The defense team wasn't the only one surprised. In an unusual move, the trial judge set aside the jury's verdict and ordered a new trial.
            
"He felt that the evidence was not sufficient to sustain a conviction," Davis said.
            
So the case was re-tried in 1985. During opening statements, the prosecutor told the jury that a hair at the murder scene "'matched the head hairs of James Preston,'" court records show.       The analyst also testified again, testimony that still being reviewed by the FBI.
            
The verdict was the same:  guilty, second degree.
            
"Do you think an innocent man went to prison?" Beaudet asked Davis.
            
"Yes I do," Davis replied. "I thought so from the beginning."
            
Not everybody thought so, though. Pierce's brother, Tracy Trott, told FOX Undercover the FBI's letter does nothing to dissuade them from believing Preston killed Pierce, a single mother. The point to his two convictions as well as a partial confession he later made to the Parole Board as proof of his guilt.
            
"This new information has no real effect on our family," Trott said in a family statement. "The damage was done 30 years ago and that cannot be undone.  My mother and father were severely affected by Thea's murder up to their death not to mention a son having to grow up without his mother.  To be honest, we are glad Mr. Preston is dead and will never be a threat to any other innocent victim.  He was a monster that preyed on an innocent female.  Even though he spent the last 25-30 years in prison, he made out better than my sister."
            
Preston's family says he told them he was going to falsely confess to the Parole Board so he could be released, but after he denied sexually assaulting Pierce the board denied his bid for freedom.
            
Preston also left behind his own child, a daughter he had with Mary Ann Walker, who was living with him when he was arrested.
            
"My whole world just shattered," Walker said. "He told me after he got convicted to go ahead and live my life.
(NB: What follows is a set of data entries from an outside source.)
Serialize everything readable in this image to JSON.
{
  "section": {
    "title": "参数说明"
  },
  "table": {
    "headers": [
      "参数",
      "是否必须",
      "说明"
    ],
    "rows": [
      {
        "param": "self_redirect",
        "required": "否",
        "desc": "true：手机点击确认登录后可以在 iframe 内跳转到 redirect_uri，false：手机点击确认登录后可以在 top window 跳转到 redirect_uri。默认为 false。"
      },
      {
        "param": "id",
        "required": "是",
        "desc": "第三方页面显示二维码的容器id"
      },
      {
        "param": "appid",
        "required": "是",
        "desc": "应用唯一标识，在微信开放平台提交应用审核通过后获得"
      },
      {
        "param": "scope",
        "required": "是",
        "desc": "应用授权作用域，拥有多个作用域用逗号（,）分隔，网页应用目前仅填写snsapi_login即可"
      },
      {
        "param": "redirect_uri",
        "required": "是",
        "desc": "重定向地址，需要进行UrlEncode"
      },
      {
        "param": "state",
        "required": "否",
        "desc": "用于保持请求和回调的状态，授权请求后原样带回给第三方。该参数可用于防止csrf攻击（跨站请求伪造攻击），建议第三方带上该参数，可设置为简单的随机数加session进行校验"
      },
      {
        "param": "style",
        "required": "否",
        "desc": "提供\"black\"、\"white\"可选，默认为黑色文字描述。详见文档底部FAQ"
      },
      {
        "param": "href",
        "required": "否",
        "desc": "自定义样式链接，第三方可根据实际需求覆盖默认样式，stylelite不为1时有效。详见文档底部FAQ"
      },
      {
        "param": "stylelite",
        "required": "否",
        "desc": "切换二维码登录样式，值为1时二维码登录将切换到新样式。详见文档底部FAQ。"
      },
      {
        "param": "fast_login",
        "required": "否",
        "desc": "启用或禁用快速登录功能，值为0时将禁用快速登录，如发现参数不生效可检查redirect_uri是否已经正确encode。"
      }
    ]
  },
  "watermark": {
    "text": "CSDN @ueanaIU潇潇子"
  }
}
He knew he wasn't getting out. He said they want me for some reason."          "Did you always believe that he was innocent?" Beaudet asked her.
            
"Always. Without a doubt. And that's what I told her," she said, referring to her and Preston's child.
            
That child, K.C. Preston, is now 31 years old. She grew up knowing little about her father.
            
"All we had was letters and one phone call, and that was when I was 18 and he was singing me happy birthday on my 18th birthday," she said.
            
Preston died in 2009 after being denied three times by the Parole Board for release. At his last hearing, in 2008, he was so sick he couldn't speak for himself.
            
"What was that like for you, all these years later, to hear the FBI screwed up?" Beaudet asked Preston's daughter.
            
"I feel like I've been robbed of the chance to even know my dad," she said. "He missed a lot."
           
"Do you think he was innocent all along?" Beaudet asked her.
            
"I do now, yes," she said. "Especially after that letter."
            
Essex County District Attorney Jonathan Blodgett, whose predecessor prosecuted Preston, declined to be interviewed but a spokesperson released a statement pointing to the other evidence besides the hair that was used to convict Preston, including the witnesses who placed Preston near the scene of an apparent fight as well as the motive of the stolen checks.
            
"This and other evidence was submitted to two juries, and both convicted Preston of second-degree murder.  After reviewing that evidence, the Appeals Court had "no doubt that the evidence, viewed in its entirety, although circumstantial, warranted a rational jury in finding beyond a reasonable doubt that Preston was the killer," the DA's statement said.
            
Now Preston's family wants DNA testing done on the hairs found at the scene to say once and for all, according to science, whether he was the killer. The DA's office said they would not oppose DNA testing if testable hair samples still exist. None have been found so far.